The usual 33/45rpm speeds are offered, with fine speed adjustment. Because the motor is housed in a separate outboard assembly, there’s a degree of choice regarding the placement of the motor in relation to the platter. While Origin Live claims that performance is not broadly affected, there are some differences. Moving the motor further away increases belt tension and (depending on how tight the belt is stretched) reduces platter speed slightly. Origin Live recommend having the motor about 214mm to 221mm from the centre bearing, but say a little deviation from this is not critical for sound quality. The belt is a made from another material Mark would rather not specify. It’s quite a bit stiffer and less stretchy than Nitrile and is spliced, as it is impossible to get a one-piece belt made in this material.
The new turntable has a thicker main spindle, and this works very well with the special lubricating oil used, creating a low friction, exceptionally low-noise bearing. Apparently the effect is as though the bearing walls were floating in an oil bath, yet properly ‘grounded’ on the point of rotation. The bearing takes a few seconds to bed-down as the oil is pushed out of the way. The tolerance here is claimed to be 0.00001”, and it takes about ten minutes for the bearing to settle down and run in.
When fully run in and full of oil, the bearing is near-silent. This perhaps explains the ‘quietness’ of the Calypso; its low noise floor and clean definition during quiet passages. Surface noise and vinyl roar are very low, and this (added to the increased dynamics) seems to create a stronger, cleaner, more noisefree end-result.

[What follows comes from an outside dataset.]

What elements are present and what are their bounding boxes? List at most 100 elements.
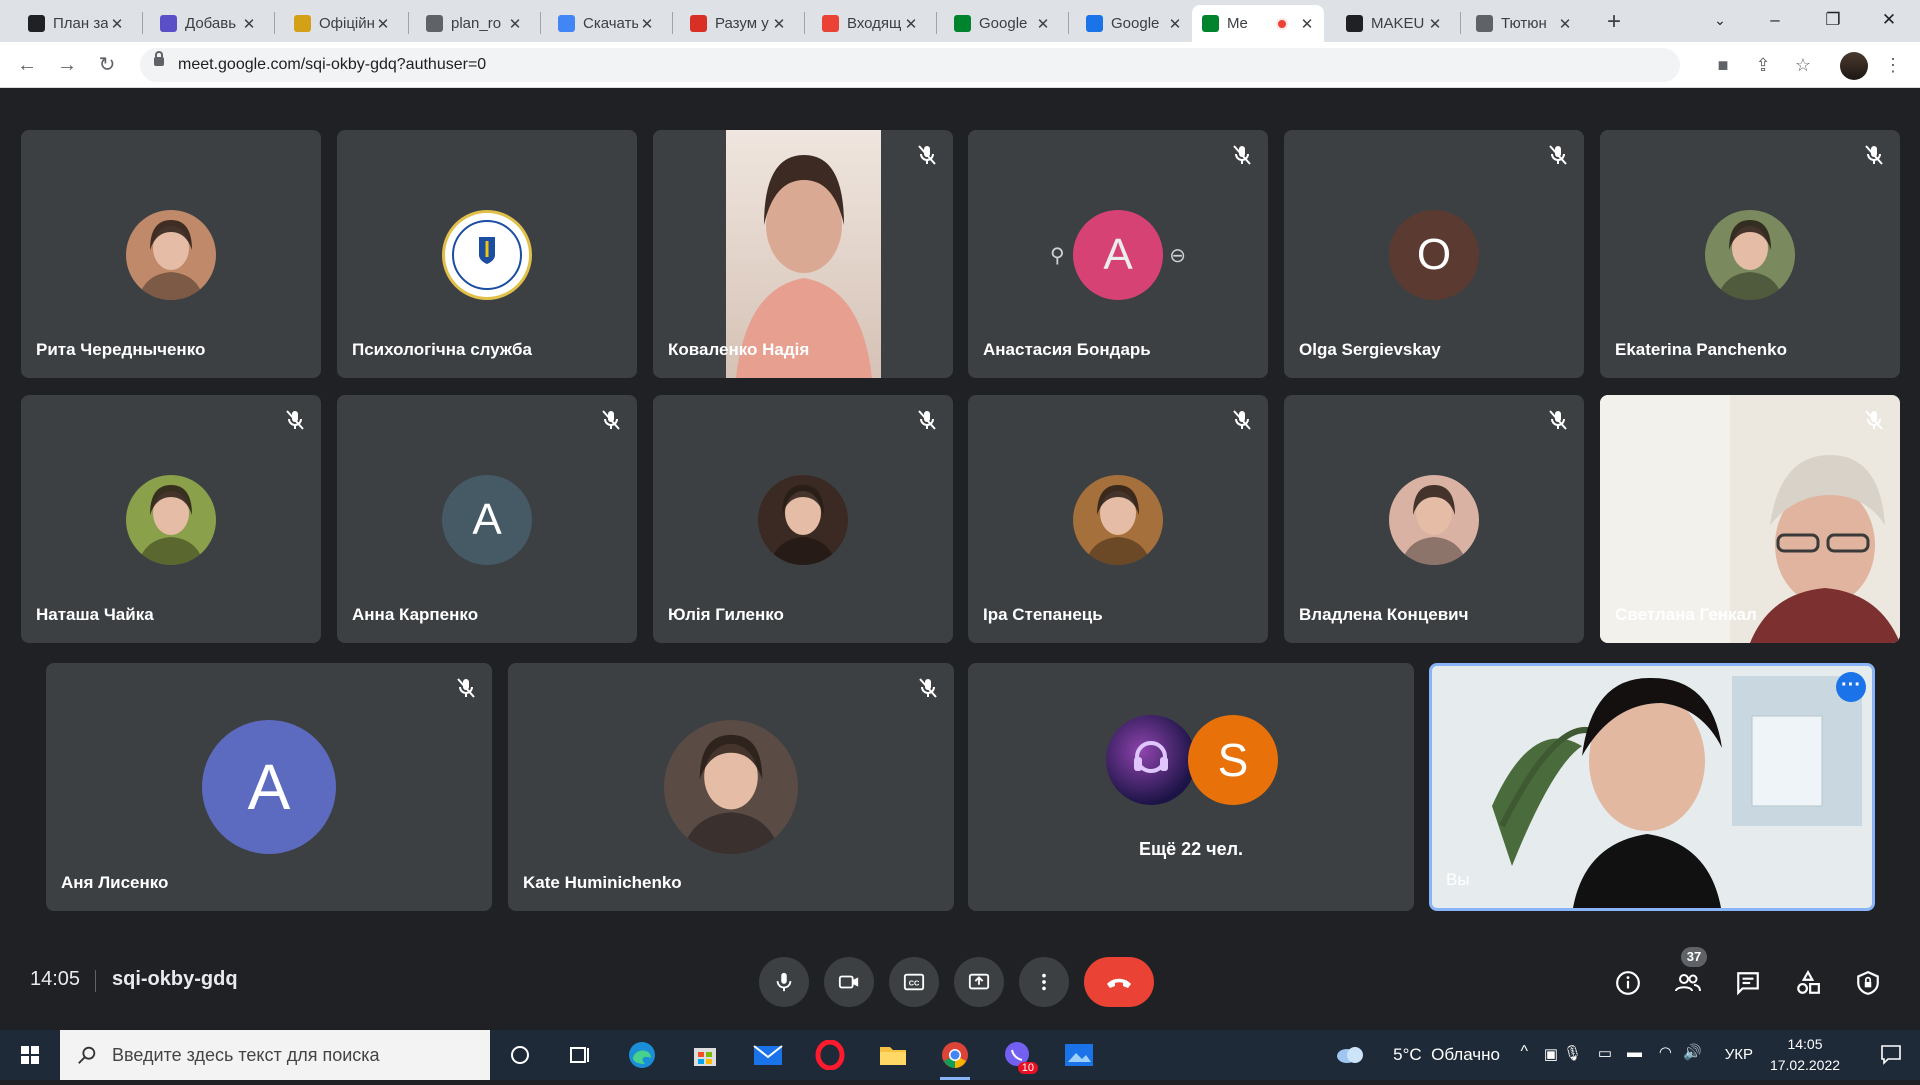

The sub-chassis is pre-adjusted at the factory, and it’s not recommended that you change the various settings. For example, some bolts are deliberately left slightly loose to create a bit of decoupling. The whole design is carefully tuned, and performance is degraded if you thoughtlessly tighten everything up.
Mark Baker is the sort of designer who tries lots of alternatives; shapes, sizes, materials - he listens carefully to them all. His designs are based on scientific principles, but the ear is always the final arbiter. He’s been making turntables for over twentyfive years now, and his products are highly refined. All of which sounds very promising. But, what might the Calypso offer in terms of improvements over the Aurora Gold? I was supplied with the turntable on its own, the idea being to use the Origin Live arm and Transfiguration cartridge I have on my existing Aurora Gold with the new one. Later on, I tried Lyra’s Argo cartridge. The deck is very easy to set up, and once set up it should not need tweaking. Once you’ve levelled the chassis, set the arm height, and dressed the arm cable, you’re 75% of the way there.
But, first things first. Before starting on the new turntable, I sat down and listened carefully to the old one, choosing a 1960s DG recording of Mozart’s Piano concerto No 15 with Geza Anda as soloist/conductor. It’s a good ‘average’ sort of recording – smooth, well balanced, and clean, but hardly a ‘reference’ disc in terms of sonics. I only intended to sample five or ten minutes, but ended up listening to the whole work. I didn’t want the music to stop. The sound was beautifully warm and nicely ‘distanced’, exuding a smooth almost sensuous quality. There was plenty of detail to catch the ear, but what struck me most was the effortless ease of the sound.